Hyatt Hotels is launching its new Hyatt Centric brand in April, and one of the first two hotels is opening in South Beach.
Hyatt Centric South Beach Miami, at 1600 Collins Avenue, was designed by Kobi Karp and developed by Robert Finvarb Companies.
The 10-story glass tower will have 105 rooms, 700-square-feet of meeting space and a lounge bar.
A Mediterranean-inspired restaurant, Deck 16, will be on the third floor next to the hotel’s pool deck. Chef William Milian, who has worked at the Viceroy, the Delano, Mondrian South Beach and Bazaar at SLS South Beach, will be the restaurant’s executive chef.
Brian Vujnovic, vice president of the Robert Finvarb Companies, said the hotel’s excellent location and unique design are sure to set it apart from others in the area.
“It’s the area’s first branded Hyatt in the history of Miami Beach,” Vujnovic told The Real Deal.

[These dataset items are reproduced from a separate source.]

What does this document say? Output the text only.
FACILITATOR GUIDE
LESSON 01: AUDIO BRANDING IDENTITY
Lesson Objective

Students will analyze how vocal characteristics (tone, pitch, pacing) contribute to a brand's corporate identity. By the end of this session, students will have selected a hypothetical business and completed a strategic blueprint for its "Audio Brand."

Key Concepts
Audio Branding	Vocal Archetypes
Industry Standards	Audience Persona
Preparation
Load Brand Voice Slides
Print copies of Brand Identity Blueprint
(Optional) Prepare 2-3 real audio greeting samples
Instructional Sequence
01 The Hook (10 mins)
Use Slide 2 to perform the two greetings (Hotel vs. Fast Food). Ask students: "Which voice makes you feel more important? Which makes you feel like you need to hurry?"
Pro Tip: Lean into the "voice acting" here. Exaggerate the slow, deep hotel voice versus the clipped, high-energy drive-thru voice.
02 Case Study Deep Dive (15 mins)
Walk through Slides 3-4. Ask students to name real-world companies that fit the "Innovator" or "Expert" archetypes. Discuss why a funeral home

The first two Centric hotels, including one in Chicago, are adaptive reuse projects, meaning they re-purpose existing buildings. The South Beach hotel mixes modern and Art Deco architecture by retaining the front of a historic apartment building. The hotel replaced the Tropical Gardens apartments, located at the corner of 16th Street and Collins Avenue. Miami Beach’s Historic Preservation Society approved the demolition of the building’s rear in September.
The building’s old protruding eyebrows and windows mesh with the sleek design of the hotel’s tower, Karp told TRD. The new feature float above an original mid-century exterior. There is a gap between the tower and the bottom two floors, which is filled by the restaurant and pool deck.
“We had a unique opportunity to use a historic design as inspiration,” Karp said.
Robert Finvarb Companies took out a $29 million loan in November to build the hotel.